Prominent cryptocurrency analyst Benjamin Cowen has identified a recurring historical pattern in Bitcoin's price behavior specifically tied to U.S. midterm election years. According to his analysis shared on social media platform X, Bitcoin tends to follow a distinct seasonal rhythm: establishing a price bottom in February, rallying in March, and then showing renewed weakness and potential declines in April. This pattern has been observed in the 2014, 2018, and 2022 midterm election cycles.
This analysis emerges as Bitcoin faces significant macroeconomic pressures. On Wednesday, Bitcoin faced rejection at the $69,000 level following President Donald Trump's speech on Iran, which failed to guarantee an end to conflict, causing oil prices to soar above $110 and triggering a flight from risk assets. Simultaneously, turmoil in the private credit markets is eroding investor confidence. Blue Owl, a $307 billion alternative asset manager, announced "extraordinary redemption requests" for two of its private credit funds, capping withdrawals at 5%.
Further bearish sentiment stems from institutional Bitcoin ETF outflows and miner sales. U.S.-listed spot Bitcoin ETFs have seen $450 million in net outflows since March 24, indicating weak institutional demand. Publicly listed miners are also unwinding positions: MARA Holdings sold 15,133 BTC in March, Riot Platforms transferred 500 BTC for sale, and Nakamoto Holdings disclosed a sale of 284 BTC.

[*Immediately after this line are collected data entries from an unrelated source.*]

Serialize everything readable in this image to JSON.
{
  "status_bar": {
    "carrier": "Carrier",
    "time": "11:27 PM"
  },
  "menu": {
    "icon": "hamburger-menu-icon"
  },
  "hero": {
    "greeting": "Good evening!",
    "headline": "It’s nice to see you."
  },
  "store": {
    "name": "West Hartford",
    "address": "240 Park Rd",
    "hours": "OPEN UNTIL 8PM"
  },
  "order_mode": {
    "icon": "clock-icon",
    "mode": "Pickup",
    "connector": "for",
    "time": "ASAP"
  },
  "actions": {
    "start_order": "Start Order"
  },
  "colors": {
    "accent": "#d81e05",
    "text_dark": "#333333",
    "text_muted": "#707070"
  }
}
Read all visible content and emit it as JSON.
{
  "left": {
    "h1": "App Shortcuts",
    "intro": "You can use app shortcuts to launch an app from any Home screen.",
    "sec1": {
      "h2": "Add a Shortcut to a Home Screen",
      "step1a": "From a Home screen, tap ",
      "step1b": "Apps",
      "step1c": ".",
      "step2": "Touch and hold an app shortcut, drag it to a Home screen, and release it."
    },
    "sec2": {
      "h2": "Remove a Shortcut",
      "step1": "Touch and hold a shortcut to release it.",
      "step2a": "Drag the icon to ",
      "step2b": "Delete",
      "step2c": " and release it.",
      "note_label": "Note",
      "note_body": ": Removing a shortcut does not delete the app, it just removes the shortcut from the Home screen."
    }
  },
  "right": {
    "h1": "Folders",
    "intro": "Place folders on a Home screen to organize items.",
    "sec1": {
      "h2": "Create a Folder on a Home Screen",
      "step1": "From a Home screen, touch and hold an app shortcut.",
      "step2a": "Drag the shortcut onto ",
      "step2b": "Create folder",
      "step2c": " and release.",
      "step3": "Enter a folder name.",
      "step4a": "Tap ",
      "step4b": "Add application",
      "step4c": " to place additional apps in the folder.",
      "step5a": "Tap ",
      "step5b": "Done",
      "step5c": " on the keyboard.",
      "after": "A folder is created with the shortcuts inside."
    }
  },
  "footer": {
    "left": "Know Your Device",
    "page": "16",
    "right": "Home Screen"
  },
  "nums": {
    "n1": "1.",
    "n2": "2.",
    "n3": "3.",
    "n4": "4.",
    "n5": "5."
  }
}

Despite these headwinds, a potential silver lining exists in the form of anticipated economic stimulus. The U.S. federal deficit is expected to reach $1.9 trillion in 2026, which analysts suggest leaves little room for maneuver other than injecting liquidity—a scenario that historically benefits scarce assets like Bitcoin. This dynamic, coupled with continued accumulation by firms like MicroStrategy and Metaplanet absorbing selling pressure, could support Bitcoin's medium-term path toward $75,000, provided risk perception improves.